Ubx represses selected Dpp (Decapentaplegic-activated) target genes in the anterior and posterior axis. Several Dpp target genes which have been identified are spalt-related, vestigial, Serum Response Factor, and achaete-scute. Ubx also represses Wingless in the posterior compartment of the dorsoventral axis. The products of these genes are used in the regulation of morphological features between the wing and the haltere.

Ubx also selectively represses one enhancer of the vestigial genes in the proximodistal axis.

This gene is important for the development of hindwings in Lepidoptera, and leg development in larvae.

==Regulation==
Ubx is activated when there is a certain lack of Hunchback (hb) protein. Significant concentrations of Hunchback only exist in the anterior and posterior regions of the embryo, therefore Ubx is expressed only in middle segments. Thus, the hb gene may play an important role in the specification of the boundaries of Ubx expression.

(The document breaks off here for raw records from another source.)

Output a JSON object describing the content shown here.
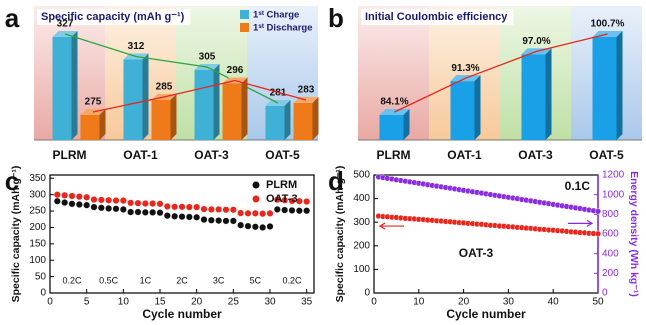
{
  "chart_data": [
    {
      "type": "bar",
      "panel_label": "a",
      "title": "Specific capacity (mAh g⁻¹)",
      "categories": [
        "PLRM",
        "OAT-1",
        "OAT-3",
        "OAT-5"
      ],
      "series": [
        {
          "name": "1ˢᵗ Charge",
          "color": "#3fb0d6",
          "line_color": "#2aa83a",
          "values": [
            327,
            312,
            305,
            281
          ]
        },
        {
          "name": "1ˢᵗ Discharge",
          "color": "#ee7a1a",
          "line_color": "#e8261c",
          "values": [
            275,
            285,
            296,
            283
          ]
        }
      ]
    },
    {
      "type": "bar",
      "panel_label": "b",
      "title": "Initial Coulombic efficiency",
      "categories": [
        "PLRM",
        "OAT-1",
        "OAT-3",
        "OAT-5"
      ],
      "series": [
        {
          "color": "#1aa0e6",
          "line_color": "#e8261c",
          "values": [
            84.1,
            91.3,
            97.0,
            100.7
          ],
          "value_labels": [
            "84.1%",
            "91.3%",
            "97.0%",
            "100.7%"
          ]
        }
      ]
    },
    {
      "type": "scatter",
      "panel_label": "c",
      "xlabel": "Cycle number",
      "ylabel": "Specific capacity (mAh g⁻¹)",
      "x": [
        1,
        2,
        3,
        4,
        5,
        6,
        7,
        8,
        9,
        10,
        11,
        12,
        13,
        14,
        15,
        16,
        17,
        18,
        19,
        20,
        21,
        22,
        23,
        24,
        25,
        26,
        27,
        28,
        29,
        30,
        31,
        32,
        33,
        34,
        35
      ],
      "series": [
        {
          "name": "PLRM",
          "color": "#111111",
          "values": [
            280,
            276,
            272,
            270,
            268,
            262,
            260,
            258,
            257,
            255,
            247,
            247,
            246,
            246,
            245,
            236,
            234,
            233,
            232,
            231,
            224,
            222,
            221,
            220,
            220,
            207,
            204,
            202,
            200,
            203,
            255,
            253,
            252,
            251,
            251
          ]
        },
        {
          "name": "OAT-3",
          "color": "#e8261c",
          "values": [
            300,
            298,
            296,
            294,
            292,
            285,
            284,
            283,
            282,
            282,
            275,
            274,
            273,
            273,
            272,
            264,
            263,
            263,
            262,
            262,
            256,
            255,
            255,
            254,
            254,
            244,
            243,
            243,
            242,
            243,
            285,
            283,
            281,
            280,
            279
          ]
        }
      ],
      "annotations": [
        "0.2C",
        "0.5C",
        "1C",
        "2C",
        "3C",
        "5C",
        "0.2C"
      ],
      "xlim": [
        0,
        36
      ],
      "xticks": [
        0,
        5,
        10,
        15,
        20,
        25,
        30,
        35
      ],
      "ylim": [
        0,
        360
      ],
      "yticks": [
        0,
        50,
        100,
        150,
        200,
        250,
        300,
        350
      ],
      "legend": "upper right"
    },
    {
      "type": "scatter",
      "panel_label": "d",
      "xlabel": "Cycle number",
      "ylabel": "Specific capacity (mAh g⁻¹)",
      "y2label": "Energy density (Wh kg⁻¹)",
      "x": [
        1,
        2,
        3,
        4,
        5,
        6,
        7,
        8,
        9,
        10,
        11,
        12,
        13,
        14,
        15,
        16,
        17,
        18,
        19,
        20,
        21,
        22,
        23,
        24,
        25,
        26,
        27,
        28,
        29,
        30,
        31,
        32,
        33,
        34,
        35,
        36,
        37,
        38,
        39,
        40,
        41,
        42,
        43,
        44,
        45,
        46,
        47,
        48,
        49,
        50
      ],
      "series": [
        {
          "color": "#e8261c",
          "values": [
            326,
            324,
            323,
            321,
            320,
            318,
            316,
            315,
            314,
            312,
            311,
            309,
            308,
            306,
            305,
            303,
            302,
            300,
            298,
            297,
            295,
            294,
            292,
            291,
            289,
            287,
            286,
            284,
            283,
            281,
            280,
            278,
            277,
            275,
            274,
            272,
            270,
            269,
            267,
            266,
            264,
            263,
            261,
            259,
            258,
            256,
            255,
            253,
            252,
            251
          ]
        },
        {
          "color": "#8a2be2",
          "axis": "y2",
          "values": [
            1180,
            1173,
            1166,
            1159,
            1151,
            1144,
            1137,
            1130,
            1123,
            1116,
            1109,
            1101,
            1094,
            1087,
            1080,
            1073,
            1066,
            1059,
            1051,
            1044,
            1037,
            1030,
            1023,
            1016,
            1009,
            1001,
            994,
            987,
            980,
            973,
            966,
            959,
            951,
            944,
            937,
            930,
            923,
            916,
            909,
            901,
            894,
            887,
            880,
            873,
            866,
            859,
            851,
            844,
            837,
            830
          ]
        }
      ],
      "annotations": [
        "0.1C",
        "OAT-3"
      ],
      "xlim": [
        0,
        50
      ],
      "xticks": [
        0,
        10,
        20,
        30,
        40,
        50
      ],
      "ylim": [
        0,
        500
      ],
      "yticks": [
        0,
        100,
        200,
        300,
        400,
        500
      ],
      "y2lim": [
        0,
        1200
      ],
      "y2ticks": [
        0,
        200,
        400,
        600,
        800,
        1000,
        1200
      ]
    }
  ]
}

Activation of Ubx involves multiple cis-acting regulatory sequences, which are found upstream and downstream of the mRNA cap-site. These enhancer regions can activate transcription of Ubx if the right combination of factors is present. For example, it has been shown that Ubx expression in the third femur of D. melanogaster is dependent on the enhancer regions abx and pbx. Transcription factors which bind to the promoter site of Ubx have been purified and shown to activate expression of the gene in vitro.

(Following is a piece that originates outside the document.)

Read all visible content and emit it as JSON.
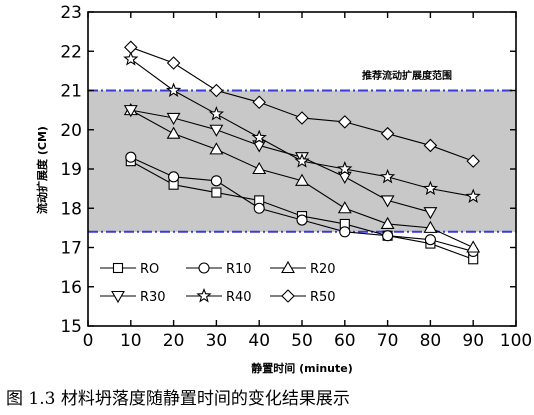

Expression of Ubx is repressed by the long non-coding RNA Bithoraxoid (Bxd), using transcriptional interference to silence expression.

==Ubx Biomaterials==
Besides being a well known transcription factor, Ubx has been used to form biomaterials in vitro. Macroscale materials in the form of ropes, films and sheets can be generated from recombinant Ubx protein, which can self-assemble under gentler conditions than other biomaterial proteins. The macroscale materials self-adhere, allowing them to assume more complex structures. In addition to requiring less harsh conditions than other proteins, Ubx has been shown to assemble more rapidly and at much lower concentrations.

Ubx materials are mechanically robust. By altering fiber diameter, the breaking strength, breaking strain, and Young’s modulus can be tuned to values spanning an order of magnitude, ultimately changing the mechanism of extension.